Una noche, en Rhode Island, donde estábamos cubriendo la America’s Cup para la revista Scanlan’s, Hunter compró dos latas de pintura en aerosol, una roja y una negra, y me encargó la tarea de escribir algo "artístico" sobre el flanco de un velero. Así que me llevaron en un bote, pero yo en ese entonces tenía algunos problemitas con los alucinógenos. Veía el agua roja, y tiré toda la pintura en el aire. Cuando me trajeron de vuelta, un grupo de rock se había robado mi valija. No tenía más que lo puesto, y el pasaporte y el pasaje de vuelta en un bolsillo. Hunter se había quedado con mis zapatos.
Volví a Nueva York descalzo y le di a un taxista toda la plata que tenía, que eran veintitrés dólares, para que me llevara a un pub irlandés en Times Square. Había un irlandés muy buena onda con el que había estado hablando antes del viaje. Me dijo: "Parecés hecho mierda". Al final, dormí como un día entero.

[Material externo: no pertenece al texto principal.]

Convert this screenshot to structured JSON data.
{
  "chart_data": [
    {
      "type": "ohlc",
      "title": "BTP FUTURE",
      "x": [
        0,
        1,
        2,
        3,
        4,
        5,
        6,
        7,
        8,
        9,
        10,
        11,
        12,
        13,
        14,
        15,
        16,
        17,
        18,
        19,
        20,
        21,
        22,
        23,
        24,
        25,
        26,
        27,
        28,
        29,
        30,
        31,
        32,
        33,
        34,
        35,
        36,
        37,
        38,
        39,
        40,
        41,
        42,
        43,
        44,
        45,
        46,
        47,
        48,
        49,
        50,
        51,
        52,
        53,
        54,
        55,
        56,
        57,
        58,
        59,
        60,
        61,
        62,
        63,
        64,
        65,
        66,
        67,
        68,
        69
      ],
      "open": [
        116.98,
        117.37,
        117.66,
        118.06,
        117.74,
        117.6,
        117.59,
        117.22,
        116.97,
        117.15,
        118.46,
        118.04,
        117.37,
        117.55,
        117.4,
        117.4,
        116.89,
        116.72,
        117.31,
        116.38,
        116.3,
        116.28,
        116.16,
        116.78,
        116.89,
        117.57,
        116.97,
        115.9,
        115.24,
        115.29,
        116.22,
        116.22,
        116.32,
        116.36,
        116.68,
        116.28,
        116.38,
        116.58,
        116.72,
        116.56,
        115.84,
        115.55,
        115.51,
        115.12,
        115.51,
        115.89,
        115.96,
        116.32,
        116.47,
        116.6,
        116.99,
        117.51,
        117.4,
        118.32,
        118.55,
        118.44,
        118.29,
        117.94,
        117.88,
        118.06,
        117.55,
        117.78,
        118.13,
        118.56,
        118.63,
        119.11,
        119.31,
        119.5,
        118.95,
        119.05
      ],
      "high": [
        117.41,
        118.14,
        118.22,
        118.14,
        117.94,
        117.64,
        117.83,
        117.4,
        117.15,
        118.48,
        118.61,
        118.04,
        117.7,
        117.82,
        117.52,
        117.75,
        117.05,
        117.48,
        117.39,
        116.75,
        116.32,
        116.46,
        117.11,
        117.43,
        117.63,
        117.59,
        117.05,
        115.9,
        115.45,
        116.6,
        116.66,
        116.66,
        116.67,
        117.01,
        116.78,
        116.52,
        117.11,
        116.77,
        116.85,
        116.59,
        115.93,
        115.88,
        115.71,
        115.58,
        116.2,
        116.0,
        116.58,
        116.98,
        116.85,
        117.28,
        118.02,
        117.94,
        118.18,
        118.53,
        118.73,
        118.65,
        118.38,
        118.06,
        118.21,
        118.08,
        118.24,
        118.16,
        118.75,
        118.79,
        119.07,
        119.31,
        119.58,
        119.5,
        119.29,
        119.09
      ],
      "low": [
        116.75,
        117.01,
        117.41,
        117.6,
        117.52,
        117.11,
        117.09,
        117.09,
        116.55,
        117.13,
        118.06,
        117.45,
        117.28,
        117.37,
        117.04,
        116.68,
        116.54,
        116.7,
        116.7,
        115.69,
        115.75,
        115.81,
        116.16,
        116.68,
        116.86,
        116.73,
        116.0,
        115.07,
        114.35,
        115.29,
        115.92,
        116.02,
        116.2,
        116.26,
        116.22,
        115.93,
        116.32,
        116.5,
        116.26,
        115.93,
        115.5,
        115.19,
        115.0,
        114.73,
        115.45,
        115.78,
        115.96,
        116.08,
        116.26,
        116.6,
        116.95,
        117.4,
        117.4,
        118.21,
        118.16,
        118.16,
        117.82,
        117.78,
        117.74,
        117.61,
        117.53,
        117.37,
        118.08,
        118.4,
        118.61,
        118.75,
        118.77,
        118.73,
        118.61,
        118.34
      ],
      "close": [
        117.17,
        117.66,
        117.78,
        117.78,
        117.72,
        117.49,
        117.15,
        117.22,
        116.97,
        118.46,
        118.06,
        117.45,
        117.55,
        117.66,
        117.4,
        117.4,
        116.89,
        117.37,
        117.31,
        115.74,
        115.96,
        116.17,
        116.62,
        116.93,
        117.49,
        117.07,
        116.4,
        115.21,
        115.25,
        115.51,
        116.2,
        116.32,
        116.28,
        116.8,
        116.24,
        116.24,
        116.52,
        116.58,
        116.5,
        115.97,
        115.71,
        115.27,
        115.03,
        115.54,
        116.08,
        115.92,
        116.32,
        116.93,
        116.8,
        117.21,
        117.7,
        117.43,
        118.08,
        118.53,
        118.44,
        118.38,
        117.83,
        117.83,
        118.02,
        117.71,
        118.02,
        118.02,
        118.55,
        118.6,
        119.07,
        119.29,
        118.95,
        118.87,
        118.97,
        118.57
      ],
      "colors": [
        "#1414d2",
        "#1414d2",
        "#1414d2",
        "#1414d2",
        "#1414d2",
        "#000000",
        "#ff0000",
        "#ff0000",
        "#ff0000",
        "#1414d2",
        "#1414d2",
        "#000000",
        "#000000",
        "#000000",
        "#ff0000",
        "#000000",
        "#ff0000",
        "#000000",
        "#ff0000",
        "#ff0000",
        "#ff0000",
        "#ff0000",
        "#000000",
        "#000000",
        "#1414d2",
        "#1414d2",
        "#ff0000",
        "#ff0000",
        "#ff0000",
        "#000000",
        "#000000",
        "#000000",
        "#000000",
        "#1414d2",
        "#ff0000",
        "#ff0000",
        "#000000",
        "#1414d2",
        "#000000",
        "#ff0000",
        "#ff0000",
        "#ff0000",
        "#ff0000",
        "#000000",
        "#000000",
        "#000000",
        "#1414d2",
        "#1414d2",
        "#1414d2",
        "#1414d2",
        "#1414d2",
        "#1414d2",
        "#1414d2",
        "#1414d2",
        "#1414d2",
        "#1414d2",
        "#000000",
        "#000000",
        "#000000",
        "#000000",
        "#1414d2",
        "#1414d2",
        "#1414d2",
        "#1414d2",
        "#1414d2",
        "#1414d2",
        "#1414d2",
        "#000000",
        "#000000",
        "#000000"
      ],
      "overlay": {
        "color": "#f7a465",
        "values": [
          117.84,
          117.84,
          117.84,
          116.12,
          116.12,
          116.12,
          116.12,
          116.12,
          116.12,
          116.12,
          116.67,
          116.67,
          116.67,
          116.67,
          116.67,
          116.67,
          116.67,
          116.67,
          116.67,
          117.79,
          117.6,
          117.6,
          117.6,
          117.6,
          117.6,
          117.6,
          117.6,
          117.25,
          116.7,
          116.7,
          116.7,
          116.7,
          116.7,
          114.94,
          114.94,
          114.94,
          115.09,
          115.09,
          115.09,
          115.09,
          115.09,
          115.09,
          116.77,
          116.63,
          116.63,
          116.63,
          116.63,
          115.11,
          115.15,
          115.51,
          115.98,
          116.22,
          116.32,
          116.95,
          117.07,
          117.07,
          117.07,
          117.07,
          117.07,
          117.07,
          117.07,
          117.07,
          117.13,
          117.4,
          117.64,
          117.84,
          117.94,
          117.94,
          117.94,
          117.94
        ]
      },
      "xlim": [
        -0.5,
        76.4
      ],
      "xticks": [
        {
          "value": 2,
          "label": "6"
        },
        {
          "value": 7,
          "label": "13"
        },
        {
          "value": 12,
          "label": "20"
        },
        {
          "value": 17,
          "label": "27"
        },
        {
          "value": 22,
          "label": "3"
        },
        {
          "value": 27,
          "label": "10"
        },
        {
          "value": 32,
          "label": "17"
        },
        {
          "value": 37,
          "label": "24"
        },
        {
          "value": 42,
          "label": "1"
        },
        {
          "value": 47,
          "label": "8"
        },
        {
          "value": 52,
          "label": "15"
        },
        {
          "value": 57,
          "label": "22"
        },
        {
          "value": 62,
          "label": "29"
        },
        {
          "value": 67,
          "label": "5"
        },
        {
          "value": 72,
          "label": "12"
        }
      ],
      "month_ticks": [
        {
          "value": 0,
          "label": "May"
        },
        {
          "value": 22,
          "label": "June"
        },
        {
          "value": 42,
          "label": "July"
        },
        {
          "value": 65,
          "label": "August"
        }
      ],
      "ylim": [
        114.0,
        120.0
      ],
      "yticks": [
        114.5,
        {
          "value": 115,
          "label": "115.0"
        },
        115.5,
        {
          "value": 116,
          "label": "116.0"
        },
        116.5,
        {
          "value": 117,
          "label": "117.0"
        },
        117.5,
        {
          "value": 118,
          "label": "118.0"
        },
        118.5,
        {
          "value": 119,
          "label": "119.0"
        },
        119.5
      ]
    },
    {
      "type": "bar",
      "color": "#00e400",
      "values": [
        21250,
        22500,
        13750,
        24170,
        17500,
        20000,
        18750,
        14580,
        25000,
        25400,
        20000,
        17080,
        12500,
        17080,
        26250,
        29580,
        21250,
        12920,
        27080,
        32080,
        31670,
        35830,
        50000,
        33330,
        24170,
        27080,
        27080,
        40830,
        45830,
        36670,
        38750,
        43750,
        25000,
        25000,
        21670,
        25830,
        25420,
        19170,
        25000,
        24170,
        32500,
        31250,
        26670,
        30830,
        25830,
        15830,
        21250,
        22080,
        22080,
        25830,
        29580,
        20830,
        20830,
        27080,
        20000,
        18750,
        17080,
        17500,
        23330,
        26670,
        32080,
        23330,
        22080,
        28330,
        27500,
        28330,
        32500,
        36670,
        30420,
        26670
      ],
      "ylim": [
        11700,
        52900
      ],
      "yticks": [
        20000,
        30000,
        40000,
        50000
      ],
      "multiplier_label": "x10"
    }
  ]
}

Seis meses después, hice catarsis en Londres: me estaba purificando de una experiencia feea, que contaminaba mis dibujos. Me hizo dar cuenta de que podían pasar cosas muy fuertes en un dibujo, pero que uno tenía que estar mentalmente preparado para eso. Luego me di cuenta de que Rhode Island había sido un ensayo general para lo que sería "Pánico y locura en Las Vegas". Yo no habría podido ir al viaje de "Pánico y locura en Las Vegas". Hunter viajaba con Oscar Acosta, que era su abogado; fue una buena idea, la verdad. Supuestamente, iban a ilustrar el artículo con souvenirs del viaje, como recibos de vestidores. Pero después Hunter se acordó de mi existencia y me mandó el manuscrito. Yo nunca había oído hablar de Rolling Stone; en Inglaterra todavía no se conseguía en todas partes. Pero me puse a dibujar como loco. Hice un paquete y lo mandé a Rolling Stone, y como me contó Hunter en una letra, "les partieron la cabeza, loco":
Cuando llegaba a alguna parte que quería dibujar, dejaba de leer y lo dibujaba ahí mismo. Es como llegar a un bar o a una parada de camiones: uno se detiene ahí, forzosamente. Nada de lápices, porque de lo contrario se pierde la espontaneidad. Usé una pluma, aunque a veces pasaba el pincel por la página, cuando quería un manchón, porque explota en la página. Los dibujos eran del tamaño que aquí llamamos A-1, es decir, ocho veces el tamaño carta de los Estados Unidos. La idea de la tapa era una moto volando sobre unos periodistas en un bar. También había un paisaje, un pedazo de cielo. Pero el motociclista estaba completamente pegado a la moto, como si la caja de cambios se lo estuviera chupando. La segunda tapa, para la segunda parte de "Pánico y locura", la revista eligió la foto del texano de 120 kilos besuqueándose con su mujer en los asientos del fondo. Con esos dos números, Rolling Stone descubrió una nueva veta: no sólo se ocuparía del rock and roll, sino también de lo social y lo político. Fue maravilloso editar algo tan primitivo, y finalmente que te dieran un trabajo donde te pidieran que fueras raro.